Nous allons fixer des quotas pour les bacheliers professionnels et technologiques avant Noël

Quels sont vos autres projets pour les mois à venir ?

Le numérique ! C’est un formidable intégrateur de l’activité pédagogique. Or, notre académie s’est jusqu’alors moins intéressée à la pédagogie qu’au résultat. Le numérique va nous aider à adopter une démarche exactement inverse.

Vous avez été le "monsieur formation" de la ministre de l’Enseignement supérieur et de la Recherche. Est-ce un atout pour diriger une académie ?
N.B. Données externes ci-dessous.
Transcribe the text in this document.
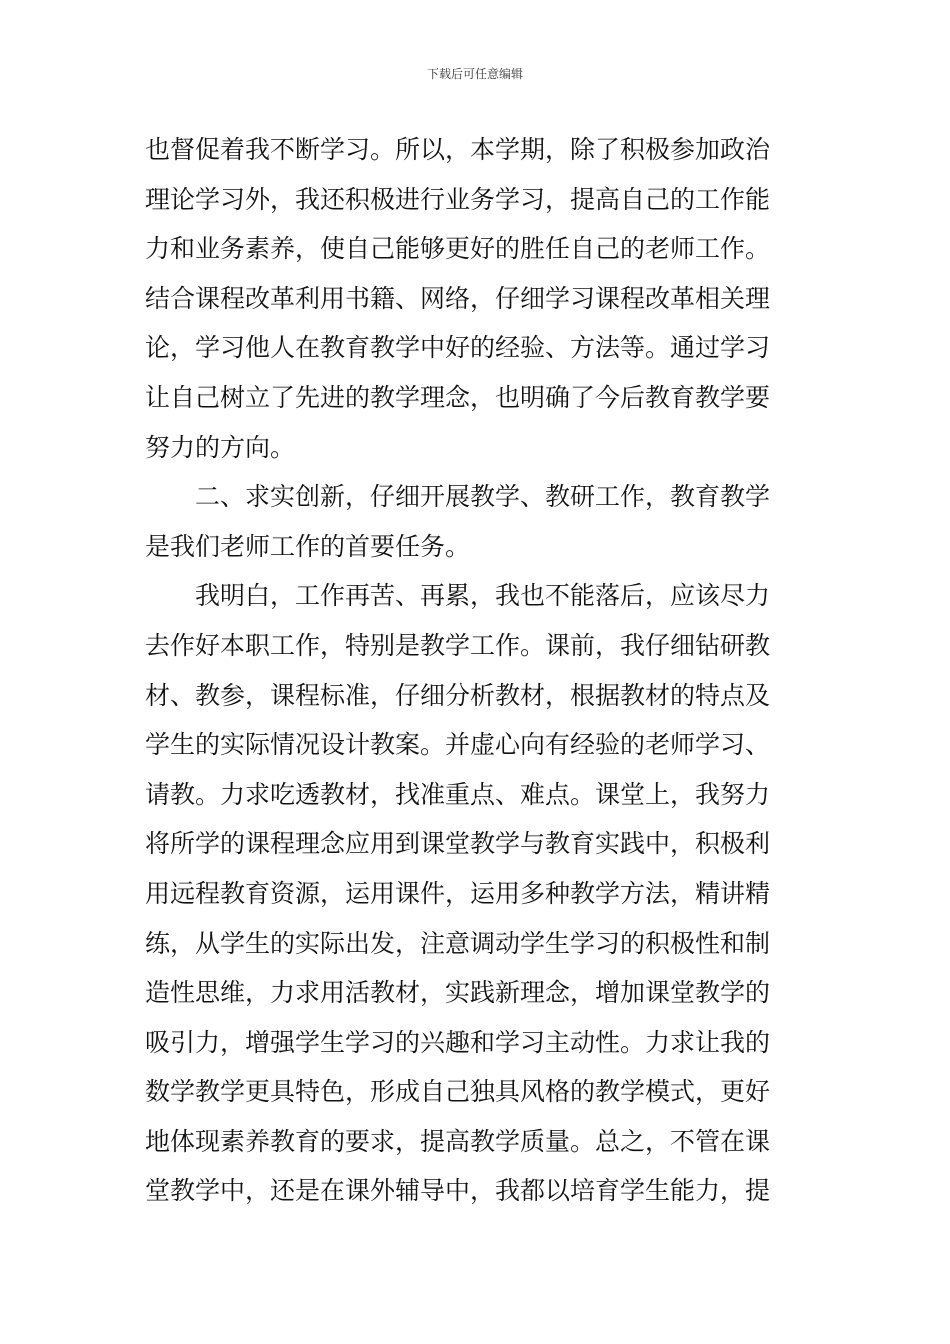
下载后可任意编辑
也督促着我不断学习。所以，本学期，除了积极参加政治
理论学习外，我还积极进行业务学习，提高自己的工作能
力和业务素养，使自己能够更好的胜任自己的老师工作。
结合课程改革利用书籍、网络，仔细学习课程改革相关理
论，学习他人在教育教学中好的经验、方法等。通过学习
让自己树立了先进的教学理念，也明确了今后教育教学要
努力的方向。
二、求实创新，仔细开展教学、教研工作，教育教学
是我们老师工作的首要任务。
我明白，工作再苦、再累，我也不能落后，应该尽力
去作好本职工作，特别是教学工作。课前，我仔细钻研教
材、教参，课程标准，仔细分析教材，根据教材的特点及
学生的实际情况设计教案。并虚心向有经验的老师学习、
请教。力求吃透教材，找准重点、难点。课堂上，我努力
将所学的课程理念应用到课堂教学与教育实践中，积极利
用远程教育资源，运用课件，运用多种教学方法，精讲精
练，从学生的实际出发，注意调动学生学习的积极性和制
造性思维，力求用活教材，实践新理念，增加课堂教学的
吸引力，增强学生学习的兴趣和学习主动性。力求让我的
数学教学更具特色，形成自己独具风格的教学模式，更好
地体现素养教育的要求，提高教学质量。总之，不管在课
堂教学中，还是在课外辅导中，我都以培育学生能力，提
Mon expérience professionnelle me permet aujourd’hui d’avoir une vision plus large, plus riche et plus stratégique du métier de recteur. Les personnes que je rencontre dans les écoles, les collèges, les universités sont en quête de sens sur les lois, qu’il s’agisse de celles de l’école ou de celle de l’enseignement supérieur.

De par les fonctions que j’ai occupées auprès de Geneviève Fioraso, je suis particulièrement bien placé pour donner lecture à nos équipes de ces lois et faciliter leur mise en œuvre locale.